Schön, mysteriös, modern

Eine „Catherine Deneuve Hongkongs“: Das 3001 zeigt eine Reihe mit Filmen der kantonesischen Diva Maggie Cheung.  ■ Von Tobias Nagl

Zögernde Gesten tauschen sie aus wie andere Visitenkarten. Wieder einmal ist in Peter Chans Migrantendrama Hongkong Love Affair eine brilliante Idee, Geld zu machen, gescheitert, und Maggie Cheung kaut so trotzig und selbstvergessen auf dem Strohhalm einer Coca-Cola-Flasche, wie das nur wenige können. Auch sie sei eine Fremde im Moloch der Stadt, gesteht sie in diesem Moment der Niederlage, auch sie komme vom Festland. „Your look, your gesture, your face, your hair are so Hong Kong“, versucht ihr trampeliger Sidekick sie zu trösten. Immer noch kaut sie auf dem Strohhalm, aber es ist nicht mehr dasselbe. Und dann reicht ein einziger Blick von ihr, um dieses Hasardspiel um die nimmermüden Stehaufmännchen der Neuen Weltordnung zu pointieren.
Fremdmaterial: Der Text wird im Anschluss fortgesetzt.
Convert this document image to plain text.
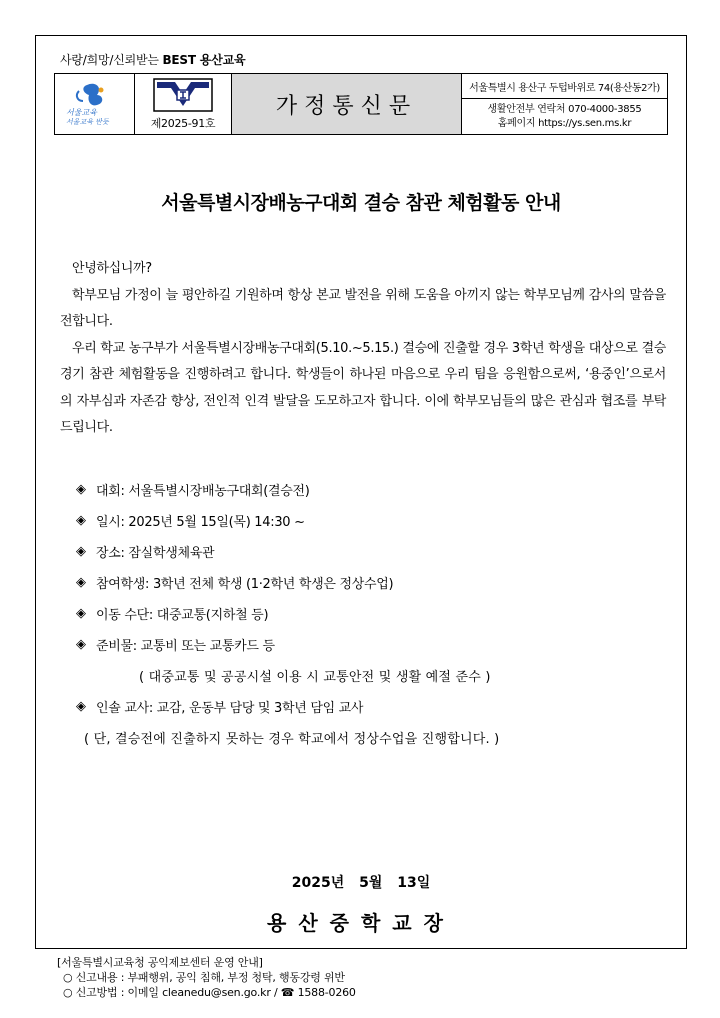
사랑/희망/신뢰받는 BEST 용산교육
서울교육
서울교육 반듯	제2025-91호
가정통신문
서울특별시 용산구 두텁바위로 74(용산동2가)
생활안전부 연락처 070-4000-3855
홈페이지 https://ys.sen.ms.kr
서울특별시장배농구대회 결승 참관 체험활동 안내

안녕하십니까?

학부모님 가정이 늘 평안하길 기원하며 항상 본교 발전을 위해 도움을 아끼지 않는 학부모님께 감사의 말씀을 전합니다.

우리 학교 농구부가 서울특별시장배농구대회(5.10.~5.15.) 결승에 진출할 경우 3학년 학생을 대상으로 결승 경기 참관 체험활동을 진행하려고 합니다. 학생들이 하나된 마음으로 우리 팀을 응원함으로써, ‘용중인’으로서의 자부심과 자존감 향상, 전인적 인격 발달을 도모하고자 합니다. 이에 학부모님들의 많은 관심과 협조를 부탁드립니다.

◈ 대회: 서울특별시장배농구대회(결승전)
◈ 일시: 2025년 5월 15일(목) 14:30 ~
◈ 장소: 잠실학생체육관
◈ 참여학생: 3학년 전체 학생 (1·2학년 학생은 정상수업)
◈ 이동 수단: 대중교통(지하철 등)
◈ 준비물: 교통비 또는 교통카드 등
( 대중교통 및 공공시설 이용 시 교통안전 및 생활 예절 준수 )
◈ 인솔 교사: 교감, 운동부 담당 및 3학년 담임 교사
( 단, 결승전에 진출하지 못하는 경우 학교에서 정상수업을 진행합니다. )
2025년 5월 13일
용산중학교장
[서울특별시교육청 공익제보센터 운영 안내]
○ 신고내용 : 부패행위, 공익 침해, 부정 청탁, 행동강령 위반
○ 신고방법 : 이메일 cleanedu@sen.go.kr / ☎ 1588-0260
In Wong Kar-Wais Days of Being Wild, diesem hypnotisch- melancholischen „Nicholas Ray remake by Antonioni“ (Jean-Marc Lalanne), erschließt sich Heimatlosigkeit und Unsicherheit geradezu als Wesensmerkmal der Hongkonger Befindlichkeit. Die Geschwindigkeit, mit der sich diese asiatische Bubble-Ökonomie auf ihren historischen Horizont des eigenen Verschwindens zubewegte, erzählt sich darin als an den Subjekten abgelagerte Stasis. Wongs vielleicht schönster Film ist leitmotivisch von Uhren durchzogen, und die verlassene Getränkeverkäuferin Cheung klagt: „Hongkong is not my home. The nights are long and there is nowhere to hide.“

Mit über 70 Rollen hat sich diese „Catherine Deneuve Hongkongs“ (Wong Kar-Wai) als Ikone des zweitgrößten Filmexporteurs der Welt auch ins Herz des westlichen Arthouse-Publikums gespielt. Wäre Hongkong ein Gesicht, sähe es aus wie das von Maggie Cheung: schön, mysteriös, modern – schwärmt der von Jean-Pierre Léaud gepielte Alt-Regisseur in Irma Vep, Oliver Assayas' semi-dokumentarischer Handkamera-Meditation über die Mechanismen des Filmemachens und die Tücken des Schauspiels. In ihr erleben wir, wie Truffaut-Ikone Léaud vor dem Videorekorder sitzt und sich immer wieder das schwerelose Duell zwischen Anita Mui und Maggie Cheung aus Johnny Tos Heroic Trio ansieht. Dass er die Rolle der großen Musidora in seinem Remake von Feuillades stummen Serial Les Vampires mit der nicht minder großen Cheung besetzt, ist eine ideale Wahl – auch, weil Schauspielerinnen nirgendwo den proto-feministischen Heroinnen des ganz frühen Kinos näher sind als in den Actionfilmen aus Hongkong.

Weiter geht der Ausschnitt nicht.